The water scorpion’s tail is actually a snorkel, sometimes called a siphon. When the bug pokes this tube up above the surface of the water, air diffuses down the tube into an air bubble the insect carries, held in place with tiny hairs between its forewings and abdomen. It’s kind of like dipping your water bottle below a river’s surface to refill it, only the scorpion is dipping into the air to replenish its supply.

Star-Nosed Mole Feels With Its Nose

Between a set of claws that would make Nosferatu think “gah, get a manicure,” and a nose that looks like someone stuck a Dalek to its face, the star-nosed mole is so weird looking that if you saw it in a sci-fi movie you’d think they’d gone overboard with the effects.

The star-nosed mole’s firework of a proboscis. Photograph by Ken Catania, National Geographci Stock

And yet that firework of a proboscis has exceptional powers. Not only can it smell things underwater (if it sounds easy, you try it), but the mole also uses it like fingers to touch and figure out its surroundings (it’s more or less blind).

Black-browed Barbet. Kaohsiung, Taiwan
Black-browed Barbet. Kaohsiung, Taiwan
Photograph by Boris S., National Geographic Your Shot

With tens of thousands of Eimer's organs, sophisticated epidermal touch organs, that 22-tentacled schnoz boasts the most sensitive area of skin of any mammal and was the subject of a 2010 study exploring “the molecular basis of mammalian touch,” potentially leading to pain-mediating drugs and therapies.

Great! Just keep it waaaay over there. Okay?
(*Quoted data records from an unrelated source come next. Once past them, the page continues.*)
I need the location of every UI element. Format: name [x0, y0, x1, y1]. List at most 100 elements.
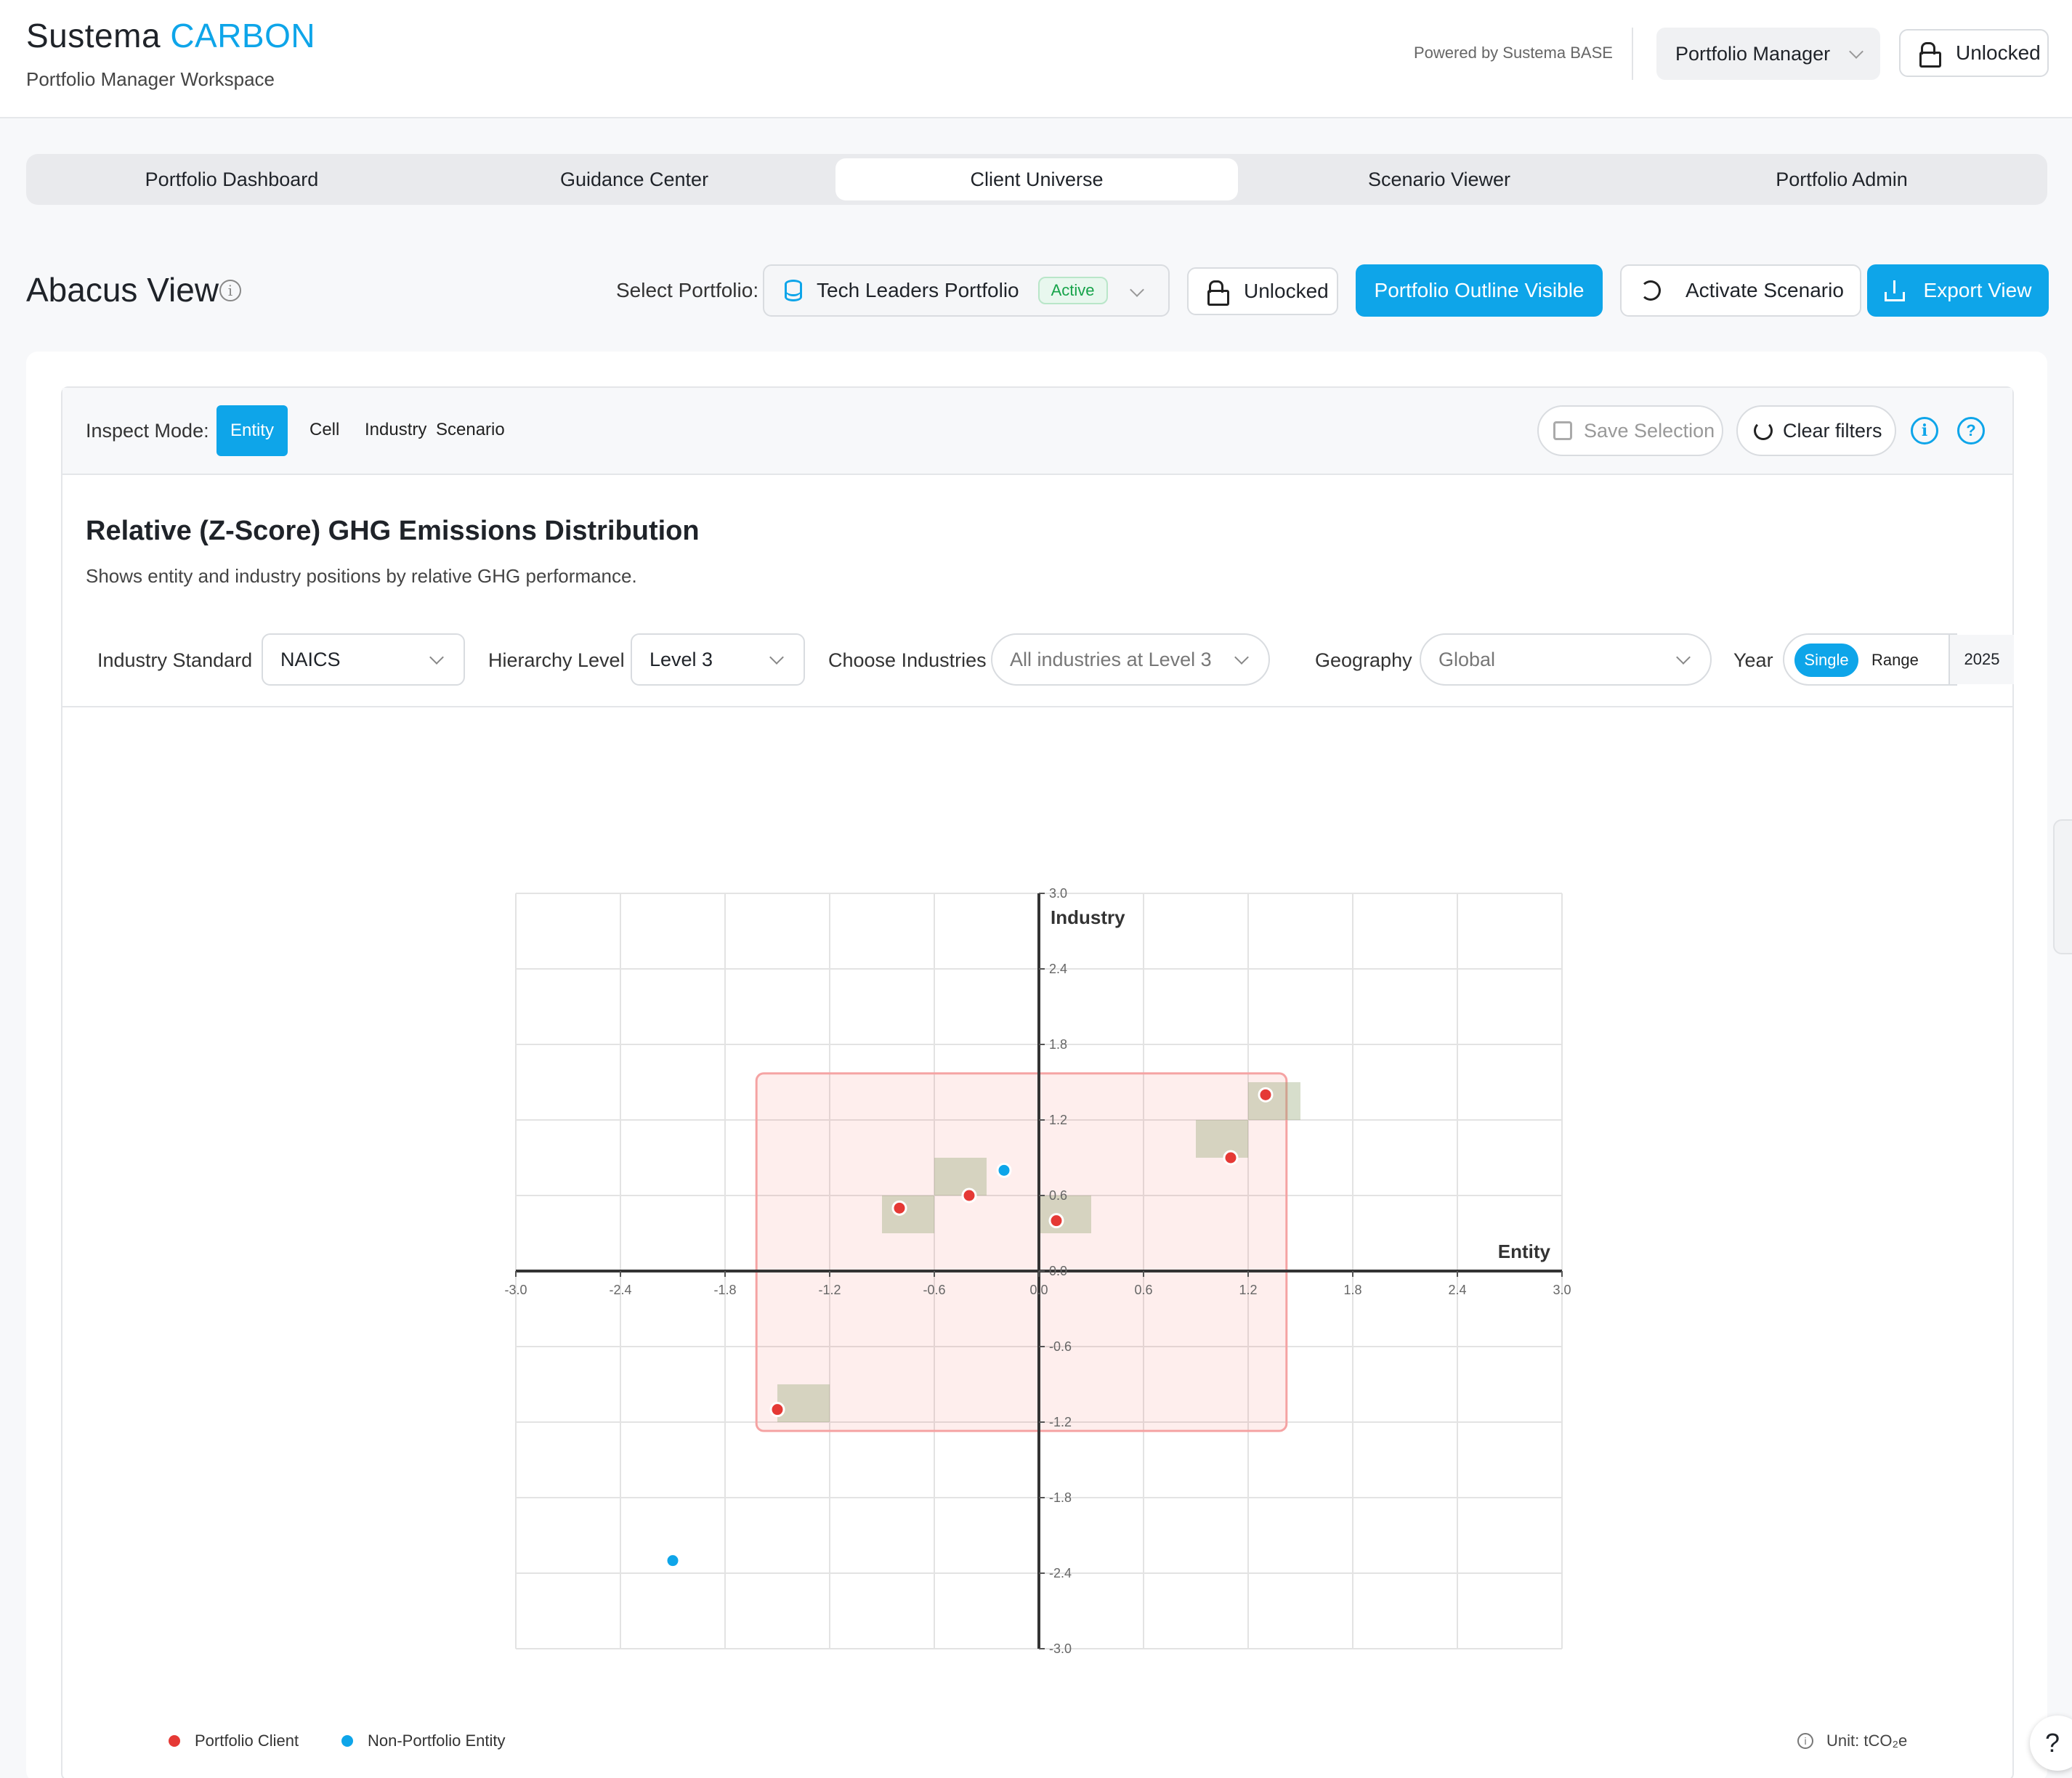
- chart-subtitle: Shows entity and industry positions by r…: [86, 565, 637, 587]
- y-tick-label: -2.4: [1049, 1566, 1072, 1580]
- inspect-mode-label: Inspect Mode:: [86, 420, 209, 442]
- save-icon: [1553, 421, 1572, 440]
- chevron-down-icon: [1234, 650, 1249, 665]
- industry-standard-value: NAICS: [280, 648, 341, 670]
- geography-label: Geography: [1315, 649, 1412, 671]
- industry-cell: [1248, 1082, 1300, 1120]
- activate-scenario-label: Activate Scenario: [1685, 279, 1844, 301]
- tab-guidance-center[interactable]: Guidance Center: [433, 158, 835, 200]
- portfolio-client-point: [1223, 1150, 1239, 1166]
- y-tick-label: 1.2: [1049, 1113, 1067, 1127]
- export-view-label: Export View: [1923, 279, 2032, 301]
- industry-standard-select[interactable]: NAICS: [262, 633, 465, 686]
- portfolio-lock-label: Unlocked: [1244, 280, 1329, 302]
- mode-industry-button[interactable]: Industry: [365, 420, 426, 440]
- mode-scenario-button[interactable]: Scenario: [436, 420, 505, 440]
- status-badge: Active: [1037, 277, 1108, 304]
- zscore-scatter-chart[interactable]: -3.0 -3.0 -2.4 -2.4 -1.8 -1.8 -1.2 -1.2 -0.6 -0.6…: [479, 864, 1598, 1685]
- industry-cell: [882, 1196, 934, 1233]
- workspace-label: Portfolio Manager Workspace: [26, 68, 275, 90]
- powered-by: Powered by Sustema BASE: [1414, 44, 1613, 62]
- year-select[interactable]: 2025: [1948, 635, 2014, 684]
- brand-logo[interactable]: Sustema CARBON: [26, 16, 315, 55]
- side-panel-handle[interactable]: [2053, 819, 2072, 954]
- unit-label: Unit:: [1826, 1732, 1860, 1750]
- mode-cell-button[interactable]: Cell: [309, 420, 339, 440]
- chevron-down-icon: [1676, 650, 1691, 665]
- help-icon[interactable]: ?: [1957, 417, 1985, 444]
- y-tick-label: 0.0: [1049, 1264, 1067, 1278]
- portfolio-select[interactable]: Tech Leaders Portfolio Active: [763, 264, 1170, 317]
- portfolio-client-point: [891, 1200, 907, 1216]
- role-select-value: Portfolio Manager: [1675, 42, 1831, 65]
- chevron-down-icon: [1849, 44, 1863, 59]
- database-icon: [785, 280, 802, 301]
- hierarchy-level-label: Hierarchy Level: [488, 649, 625, 671]
- header-divider: [1632, 28, 1633, 80]
- non-portfolio-entity-point: [996, 1162, 1012, 1178]
- legend-portfolio-client[interactable]: Portfolio Client: [169, 1732, 299, 1750]
- y-axis-label: Industry: [1051, 906, 1125, 928]
- y-tick-label: -0.6: [1049, 1339, 1072, 1354]
- save-selection-label: Save Selection: [1584, 419, 1715, 442]
- mode-entity-button[interactable]: Entity: [216, 405, 288, 456]
- year-range-option[interactable]: Range: [1871, 651, 1919, 670]
- legend-dot-red: [169, 1735, 180, 1747]
- legend-label: Portfolio Client: [195, 1732, 299, 1750]
- filter-divider: [62, 706, 2012, 707]
- unit-indicator: i Unit: tCO₂e: [1797, 1732, 1907, 1750]
- reset-icon: [1754, 421, 1773, 440]
- export-view-button[interactable]: Export View: [1867, 264, 2049, 317]
- industry-cell: [1196, 1120, 1248, 1158]
- geography-value: Global: [1438, 648, 1496, 670]
- portfolio-client-point: [769, 1402, 785, 1418]
- chart-title: Relative (Z-Score) GHG Emissions Distrib…: [86, 516, 700, 546]
- industry-cell: [934, 1158, 987, 1196]
- choose-industries-select[interactable]: All industries at Level 3: [991, 633, 1270, 686]
- x-tick-label: -2.4: [609, 1283, 631, 1297]
- x-tick-label: -0.6: [923, 1283, 945, 1297]
- chart-axes: -3.0 -3.0 -2.4 -2.4 -1.8 -1.8 -1.2 -1.2 -0.6 -0.6…: [504, 886, 1571, 1656]
- hierarchy-level-value: Level 3: [649, 648, 713, 670]
- legend-label: Non-Portfolio Entity: [368, 1732, 506, 1750]
- portfolio-lock-button[interactable]: Unlocked: [1187, 267, 1338, 315]
- save-selection-button[interactable]: Save Selection: [1537, 405, 1723, 456]
- portfolio-client-point: [1048, 1213, 1064, 1229]
- portfolio-client-point: [1258, 1087, 1274, 1103]
- industry-standard-label: Industry Standard: [97, 649, 253, 671]
- brand-main: Sustema: [26, 17, 161, 54]
- geography-select[interactable]: Global: [1420, 633, 1712, 686]
- legend-dot-blue: [341, 1735, 353, 1747]
- portfolio-select-value: Tech Leaders Portfolio: [817, 279, 1019, 301]
- non-portfolio-entity-point: [665, 1553, 681, 1569]
- y-tick-label: -1.2: [1049, 1415, 1072, 1429]
- y-tick-label: 2.4: [1049, 962, 1067, 976]
- tab-portfolio-dashboard[interactable]: Portfolio Dashboard: [31, 158, 433, 200]
- tab-portfolio-admin[interactable]: Portfolio Admin: [1640, 158, 2043, 200]
- select-portfolio-label: Select Portfolio:: [616, 279, 759, 301]
- chevron-down-icon: [429, 650, 444, 665]
- choose-industries-placeholder: All industries at Level 3: [1010, 648, 1212, 670]
- x-tick-label: 1.8: [1343, 1283, 1361, 1297]
- x-tick-label: 0.6: [1134, 1283, 1152, 1297]
- chevron-down-icon: [769, 650, 784, 665]
- info-icon[interactable]: i: [1911, 417, 1938, 444]
- legend-non-portfolio-entity[interactable]: Non-Portfolio Entity: [341, 1732, 506, 1750]
- clear-filters-button[interactable]: Clear filters: [1736, 405, 1896, 456]
- tab-client-universe[interactable]: Client Universe: [835, 158, 1238, 200]
- unlock-icon: [1206, 280, 1229, 306]
- info-icon[interactable]: i: [219, 280, 241, 301]
- tab-scenario-viewer[interactable]: Scenario Viewer: [1238, 158, 1640, 200]
- activate-scenario-button[interactable]: Activate Scenario: [1620, 264, 1861, 317]
- year-label: Year: [1733, 649, 1773, 671]
- x-tick-label: -1.8: [713, 1283, 736, 1297]
- industry-cell: [777, 1384, 830, 1422]
- header-lock-button[interactable]: Unlocked: [1899, 29, 2049, 77]
- choose-industries-label: Choose Industries: [828, 649, 987, 671]
- hierarchy-level-select[interactable]: Level 3: [631, 633, 805, 686]
- x-axis-label: Entity: [1498, 1241, 1551, 1262]
- info-icon: i: [1797, 1733, 1813, 1749]
- year-single-option[interactable]: Single: [1794, 644, 1858, 677]
- role-select[interactable]: Portfolio Manager: [1656, 28, 1880, 80]
- portfolio-outline-toggle[interactable]: Portfolio Outline Visible: [1356, 264, 1603, 317]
Water Boatman Sings With Its Genitals

Vagina Monologues, you’ve been one-upped. Meet the singing penis.

An insect called the water boatman, not much bigger than a sprinkle on a cupcake, makes a chirping sound by rubbing its penis against its belly, a musical innovation similar to the way male crickets chirp by rubbing their wings together.
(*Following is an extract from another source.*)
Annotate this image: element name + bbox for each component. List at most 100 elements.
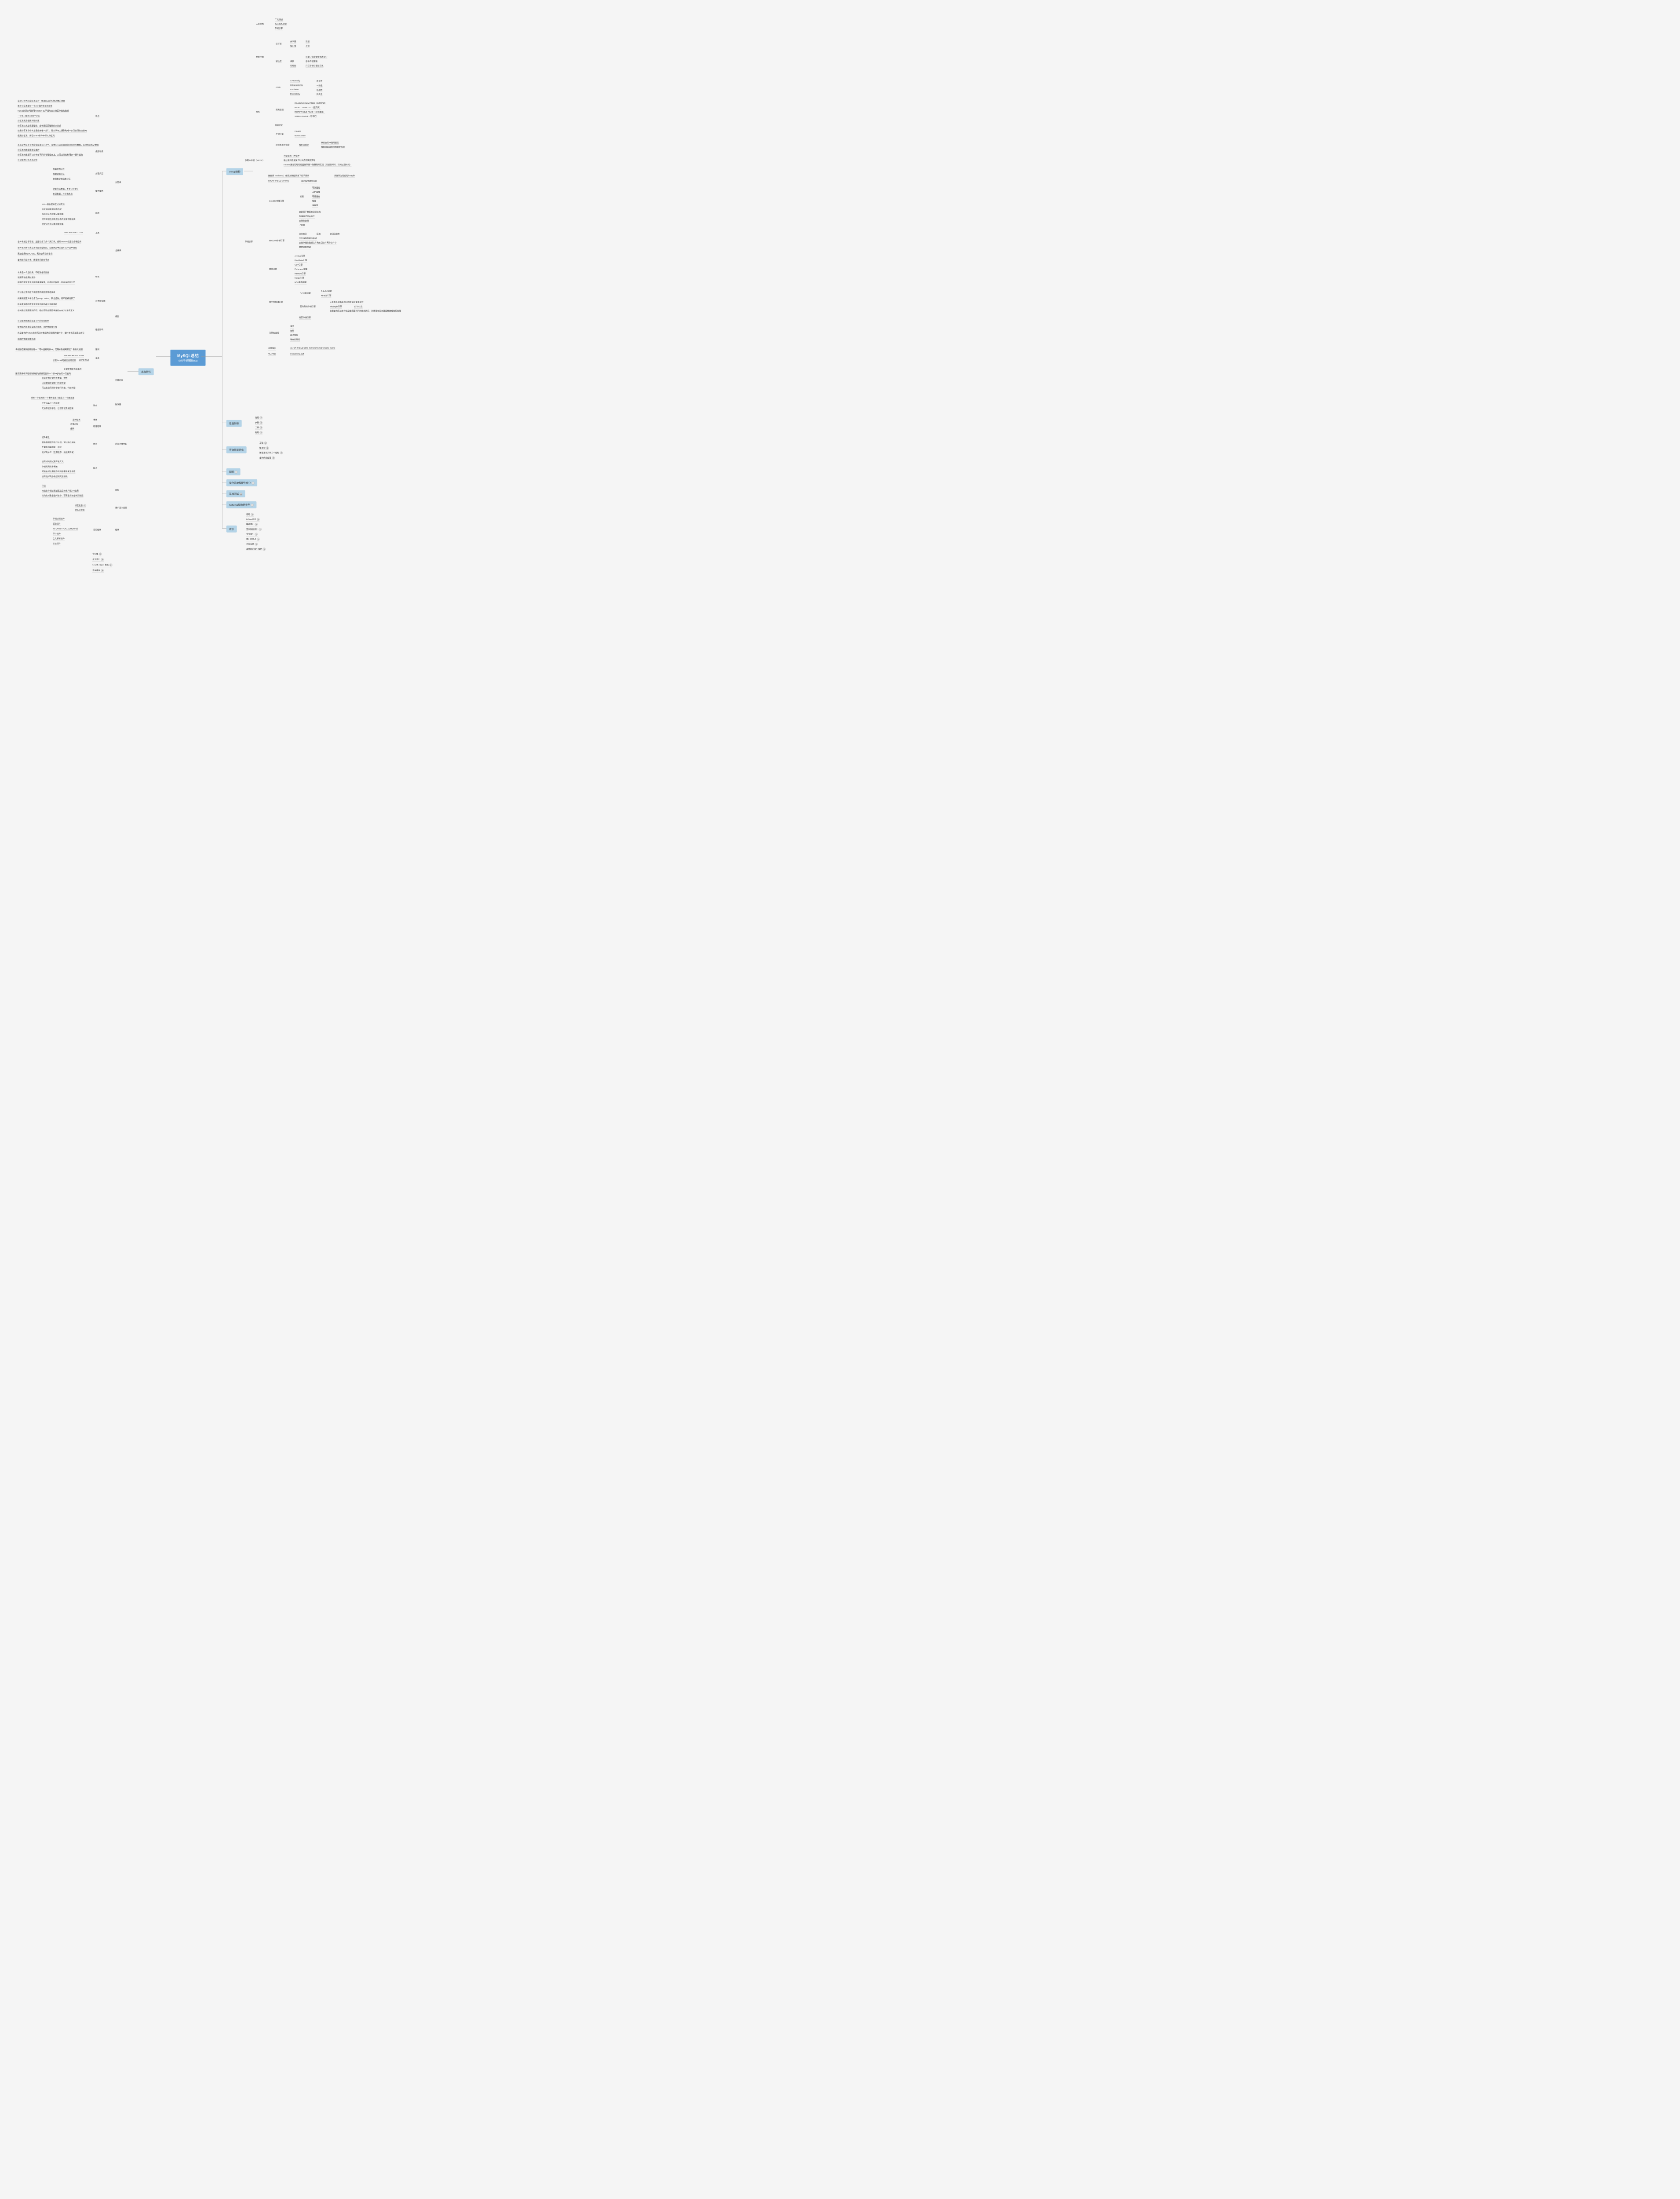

Not only does it sing, it’s loud. The water boatman’s musical tackle peaked in experiments at 105 decibels, just a little louder than an outboard motor or a jet flyover at 1,000 feet, making its crotch concerto the loudest sound relative to body size of any animal. (See “World’s Loudest Animals.”)

Perhaps the female of the species wants something that goes to 11.

Elephants Hear With Their Feet

We use the phrase having your “ear to the ground” to mean staying on the alert, but elephants’ hearing is kept to the ground—almost literally—through their feet. Stanford researcher Caitlin O’Connell-Rodwell theorized back in 1992 that elephants communicate through seismic vibrations, and years of research proved the theory true.

Elephants, for example, send warnings to other elephants by trumpeting and stamping the ground; recipients respond in ways such as vacating the area earlier than usual. (Video: “How Elephants ‘Hear’ With Their Feet.”)

An elephant’s feet and trunk are extremely sensitive. Their mock charges, behavior intended to frighten predators, transmit through the ground at a frequency of 20 hertz (the lowest point of human hearing). The vibrations from mock charges can transmit at a distance of up to 20 miles. (See “Elephants Communicate in Sophisticated Sign Language.”)

Sadly, not everyone is sending them good vibrations.